We've seen similar issues in the past in the early days of Intel's hyper-threading. It took some time and a few patches for it to work as intended and we imagine it'll be the same for the all new Ryzen microarchitecture. The good news is that Windows 7 does not exhibit the same issue and motherboard makers have thankfully released Windows 7 drivers for their AM4 motherboards. So if users choose to go this route they should have some comfort in knowing that Windows 7 is bug free and is officially supported by the board makers.

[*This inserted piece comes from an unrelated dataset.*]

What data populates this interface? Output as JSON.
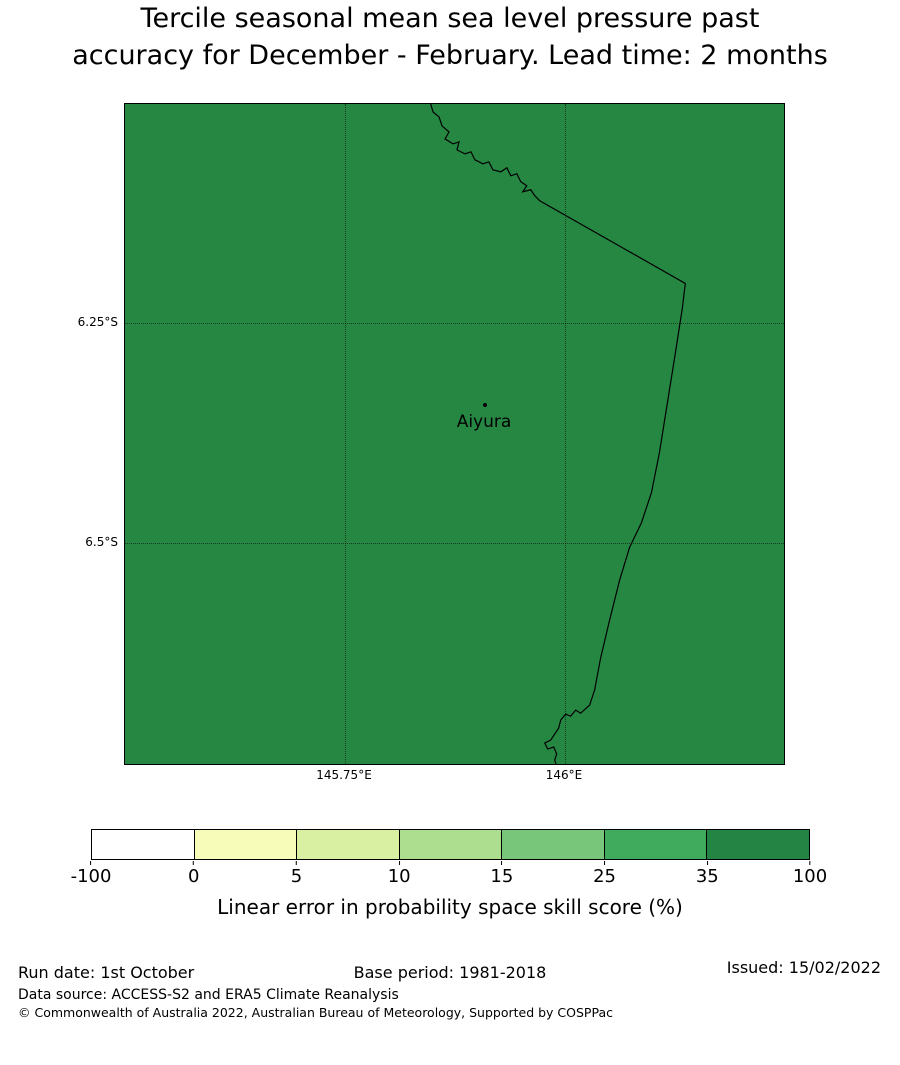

If you're on Windows 10 there are still things you can do to bypass the scheduler issue and improve performance in specific workloads. For games you can disable SMT and in most cases see an improvement in performance. This in fact explains some of the performance disparities we've seen in some games with SMT. If a lot of your work involves lightly threaded or a mix of single and lightly threaded workloads we'd recommend disabling SMT until Microsoft releases an update to address the issue. If you're rendering or doing some other heavy multi-threaded work you should keep SMT enabled as this scheduler issue should not affect performance in this scenario to any significant degree.
We will continue to experiment with Ryzen here in the lab and update you as we learn more.